La giovane si sporse per origliare meglio, le si chiuse lo stomaco. A chi hai pensato, piccola Cassy? « Non lo so, ti è mai successo di trovarti da qualche parte, e pensare a cosa avrebbe fatto lei, o detto lei, o semplicemente... che avresti voluto fosse presente? » Oh, si. Ma non posso dirti a chi penso quando queste idee mi viaggiano per la mente.
Ci fu un momento di silenzio, Cass sapeva suo fratello fosse saggio, ma non così tanto. Pensava l'amore non fosse cosa da lui, e invece, eccolo lì a fare il grande romantico. Speró che non gli dicesse di sì. Sapeva che non avrebbe mai potuto pensare a lei, ma quella notte, non voleva che ammettesse d'esser perso per un'altra.
Si schiarì la voce, come se dovesse riprendere fiato. « Quella giusta è quella che ti fa stare bene, Klaus. » Non aveva il coraggio di dirgli di sì, di mentire. Lui non poteva sapere che dall'altro lato della stanza vi fosse Cassandra, e che mentre lui pronunciava quelle parole, lei stava sospirando, sollevata.
« Non mi hai risposto, eviti la domanda? »
Gli aveva appena affidato il lavoro più importante e delicato che avesse, non poteva permettersi di non essere chiaro, di cercare di sfuggire alle sue richieste. « Ti ho messo in difficoltà? »
« No, figurati. »
« Perchè non hai detto di no? »
« Non ho neppure detto sì. »
Klaus rise, risolvere gli enigmi che tormentavano le persone era divertente, il suo gioco preferito. Non capiva fosse una tortura, o forse si, forse era quella la parte che gli piaceva di più. « Allora è un no per Irina. » Silenzio. « Ma c'è un'altra, vero? »
Ancora silenzio, le parve di respirare a ritmo di quella conversazione.

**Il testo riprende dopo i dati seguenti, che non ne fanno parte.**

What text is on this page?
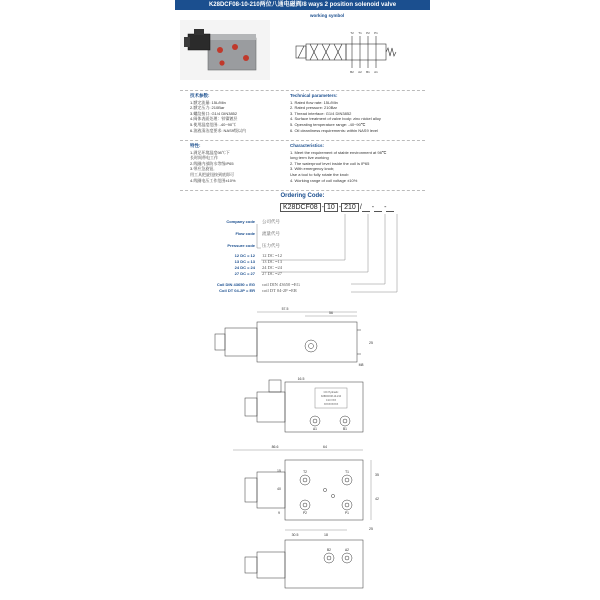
K28DCF08-10-210两位八通电磁阀/8 ways 2 position solenoid valve
working symbol
T2 T1 P2 P1
B2 A2 B1 A1
技术参数:
1.额定流量: 15L/Min
2.额定压力: 210Bar
3.螺纹接口: G1/4 DIN3852
4.阀体表面处理：锌镍镀层
5.使用温度范围: -40~90℃
6.油液清洁度要求: NAS9级以内
Technical parameters:
1. Rated flow rate: 15L/Min
2. Rated pressure: 210Bar
3. Thread interface: G1/4 DIN3852
4. Surface treatment of valve body: zinc nickel alloy
5. Operating temperature range: -40~90℃
6. Oil cleanliness requirements: within NAS9 level
特性:
1.满足环境温度98℃下
长时间带电工作
2.线圈内部防水等级IP65
3.带应急旋钮,
用工具把旋钮按到底即可
4.线圈电压工作范围±10%
Characteristics:
1. Meet the requirement of stable environment at 98℃
long term live working
2. The waterproof level inside the coil is IP65
3. With emergency knob;
Use a tool to fully rotate the knob
4. Working range of coil voltage ±10%
Ordering Code:
K28DCF08 - 10 - 210 / - -
Company code 公司代号
Flow code 流量代号
Pressure code 压力代号
12 DC = 12 12 DC =12
13 DC = 13 13 DC =13
24 DC = 24 24 DC =24
27 DC = 27 27 DC =27
Coil DIN 43650 = EG coil DIN 43650 =EG
Coil DT 04-2P = ER coil DT 04-2P =ER
57.5
56
25
M8
86.6	64
16.5
35
42
30.5	18
40
25
15
9
A1	B1
T2	T1
P2	P1
B2	A2
CIC Hydraulic
K28DCF08-10-210
0.10 XXX
XXXXXXXXX
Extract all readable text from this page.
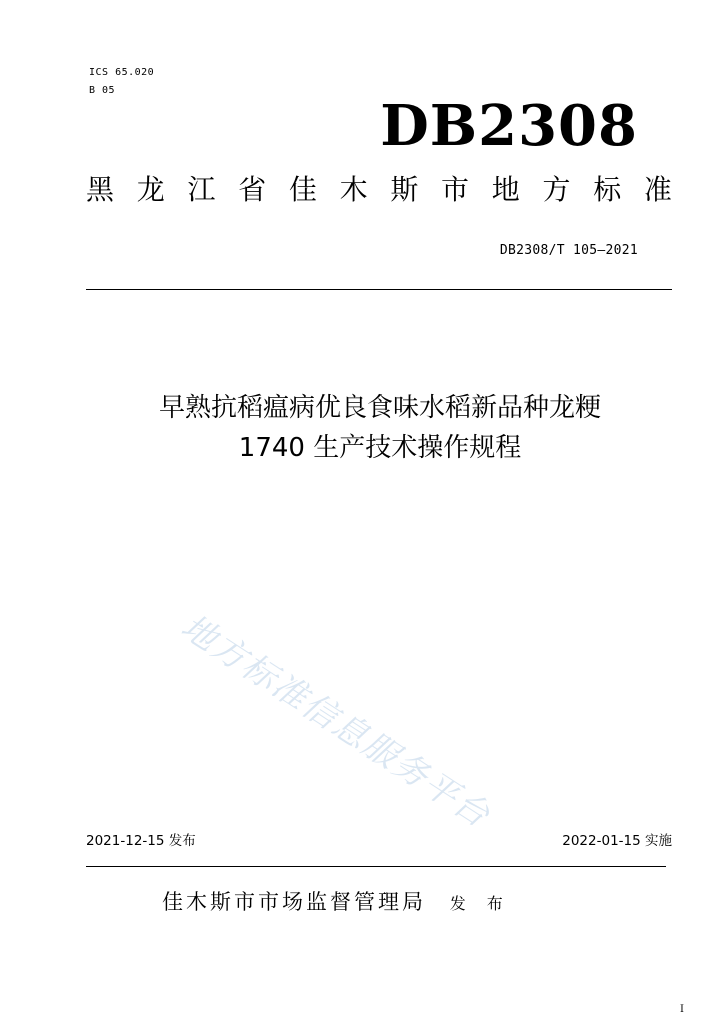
ICS 65.020
B 05
DB2308
黑 龙 江 省 佳 木 斯 市 地 方 标 准
DB2308/T 105—2021
早熟抗稻瘟病优良食味水稻新品种龙粳
1740 生产技术操作规程
地方标准信息服务平台
2021-12-15 发布	2022-01-15 实施
佳木斯市市场监督管理局 发 布
I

A Klaus non sfuggiva niente, e lei si sentiva un verme.
« C'è un'altra! » Lo incalzó ancora una volta.
« Irina serve per non pensare a lei, ho
capito! »
In tutta quella conversazione, Aron era rimasto zitto, Cassandra non sapeva neppure se avesse annuito o Klaus gli avesse semplicemente letto lo sguardo. Era assurdo che ancora non fosse arrivato a capire chi fosse l'altra, sua sorella. Forse era così assurdo, così inconcepibile che non gli era passato proprio per la testa; il suo cervello aveva pensato la scenata dell'altra sera gli fosse bastata. « Non sono cose importanti, queste. »
Lui alzó le spalle. « Perchè non ci provi? »

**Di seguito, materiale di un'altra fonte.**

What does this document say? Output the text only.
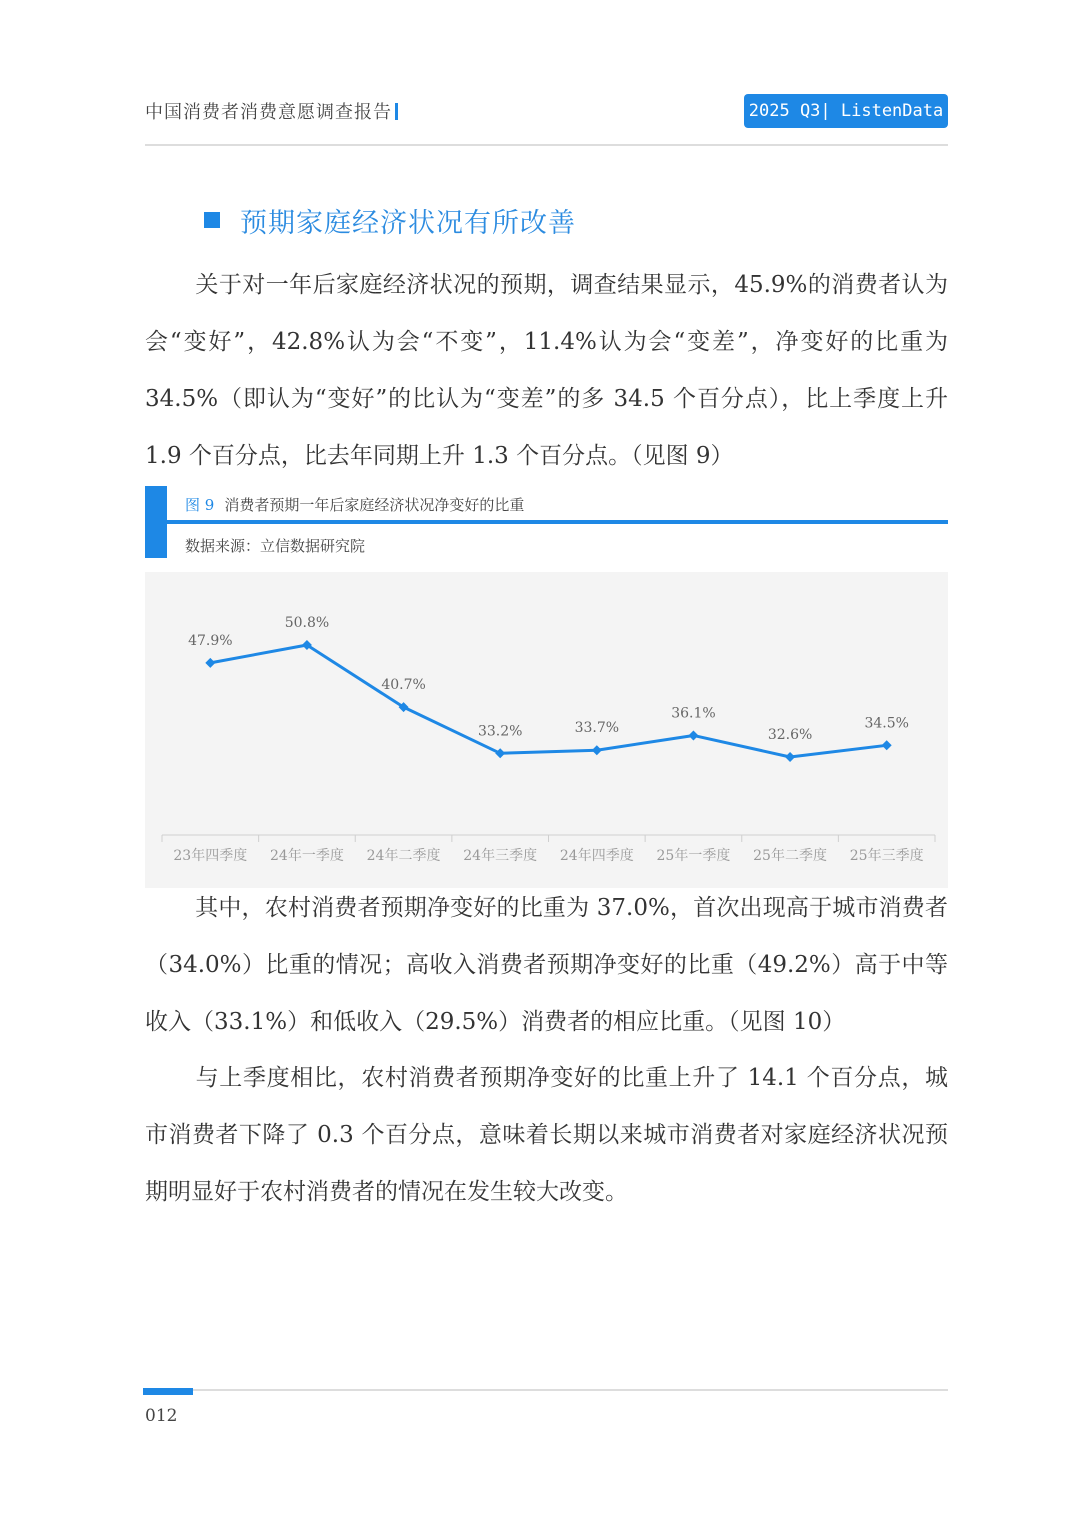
中国消费者消费意愿调查报告	2025 Q3| ListenData
预期家庭经济状况有所改善

关于对一年后家庭经济状况的预期，调查结果显示，45.9%的消费者认为会“变好”，42.8%认为会“不变”，11.4%认为会“变差”，净变好的比重为 34.5%（即认为“变好”的比认为“变差”的多 34.5 个百分点），比上季度上升 1.9 个百分点，比去年同期上升 1.3 个百分点。（见图 9）

图 9 消费者预期一年后家庭经济状况净变好的比重
数据来源：立信数据研究院
23年四季度 24年一季度 24年二季度 24年三季度 24年四季度 25年一季度 25年二季度 25年三季度
47.9%
50.8%
40.7%
33.2%	33.7%
36.1%
32.6%
34.5%

其中，农村消费者预期净变好的比重为 37.0%，首次出现高于城市消费者（34.0%）比重的情况；高收入消费者预期净变好的比重（49.2%）高于中等收入（33.1%）和低收入（29.5%）消费者的相应比重。（见图 10）

与上季度相比，农村消费者预期净变好的比重上升了 14.1 个百分点，城市消费者下降了 0.3 个百分点，意味着长期以来城市消费者对家庭经济状况预期明显好于农村消费者的情况在发生较大改变。

012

« Io non sono come te, Klaus, io non sono per queste cose, sono troppo complesse. » Se solo tu sapessi quanto. Una risata amara gli solleticó le labbra, lei teneva il mento poggiato sulle ginocchia, sarebbe rimasta lì all'infinito solo per sentirlo parlare.

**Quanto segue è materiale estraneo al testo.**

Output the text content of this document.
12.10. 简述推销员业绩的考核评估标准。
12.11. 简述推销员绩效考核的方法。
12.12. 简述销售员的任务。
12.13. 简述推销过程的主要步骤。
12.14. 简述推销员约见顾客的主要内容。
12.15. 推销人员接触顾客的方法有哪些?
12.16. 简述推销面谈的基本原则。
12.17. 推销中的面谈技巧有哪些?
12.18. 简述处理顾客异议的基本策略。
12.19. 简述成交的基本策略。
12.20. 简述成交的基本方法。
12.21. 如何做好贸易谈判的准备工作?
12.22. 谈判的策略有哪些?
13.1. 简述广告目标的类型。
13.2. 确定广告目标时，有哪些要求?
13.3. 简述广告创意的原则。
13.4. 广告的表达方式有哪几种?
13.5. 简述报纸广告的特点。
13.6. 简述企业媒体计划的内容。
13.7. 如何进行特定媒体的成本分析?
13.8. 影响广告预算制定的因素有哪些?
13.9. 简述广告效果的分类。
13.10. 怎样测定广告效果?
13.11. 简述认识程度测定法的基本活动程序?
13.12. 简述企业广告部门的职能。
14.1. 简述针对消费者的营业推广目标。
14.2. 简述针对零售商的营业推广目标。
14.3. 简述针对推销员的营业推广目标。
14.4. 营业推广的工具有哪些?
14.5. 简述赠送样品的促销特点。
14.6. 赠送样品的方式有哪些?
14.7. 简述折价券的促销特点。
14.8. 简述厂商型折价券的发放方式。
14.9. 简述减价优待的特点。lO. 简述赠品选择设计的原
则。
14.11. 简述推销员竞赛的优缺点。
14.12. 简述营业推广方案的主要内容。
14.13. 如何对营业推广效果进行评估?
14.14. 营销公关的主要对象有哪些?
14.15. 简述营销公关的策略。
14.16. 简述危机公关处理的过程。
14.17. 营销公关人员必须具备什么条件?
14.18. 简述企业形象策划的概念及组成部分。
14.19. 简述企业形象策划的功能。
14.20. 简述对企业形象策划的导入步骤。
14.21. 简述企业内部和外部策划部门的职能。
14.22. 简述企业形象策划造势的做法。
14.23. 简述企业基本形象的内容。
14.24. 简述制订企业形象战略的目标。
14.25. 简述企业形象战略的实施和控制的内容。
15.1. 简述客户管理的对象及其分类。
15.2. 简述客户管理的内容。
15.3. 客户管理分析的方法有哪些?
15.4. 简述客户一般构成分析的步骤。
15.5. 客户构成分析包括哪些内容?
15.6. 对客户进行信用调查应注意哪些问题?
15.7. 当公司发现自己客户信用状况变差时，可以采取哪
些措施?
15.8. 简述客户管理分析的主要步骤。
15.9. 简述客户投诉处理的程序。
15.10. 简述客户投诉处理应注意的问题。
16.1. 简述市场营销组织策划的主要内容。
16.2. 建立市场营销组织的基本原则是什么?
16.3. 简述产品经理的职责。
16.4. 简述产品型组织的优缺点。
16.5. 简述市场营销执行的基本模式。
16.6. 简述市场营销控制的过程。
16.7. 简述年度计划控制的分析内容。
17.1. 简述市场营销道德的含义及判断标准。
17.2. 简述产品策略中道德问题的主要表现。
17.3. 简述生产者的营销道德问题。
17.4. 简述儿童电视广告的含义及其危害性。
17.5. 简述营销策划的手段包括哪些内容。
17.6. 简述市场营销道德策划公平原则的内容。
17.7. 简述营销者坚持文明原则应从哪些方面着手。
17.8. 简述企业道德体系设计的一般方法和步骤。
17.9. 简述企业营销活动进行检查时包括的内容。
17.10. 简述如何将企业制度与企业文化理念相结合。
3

« Sono più semplici di quanto credi. »
« Si, intanto pensiamo al lavoro. »
Klaus annuì, curioso di capire cosa avesse da dirgli. « Come pensavi di fare? »
« Di farmi trovare lì quando non c'è nessuno, una cosa abbastanza veloce, senza farmi riconoscere. » In realtà Aron voleva solo smettere di parlare di Irina.
« Perfetto. Ti serve qualcosa? »
« No, niente, te l'ho detto, consideralo fatto. »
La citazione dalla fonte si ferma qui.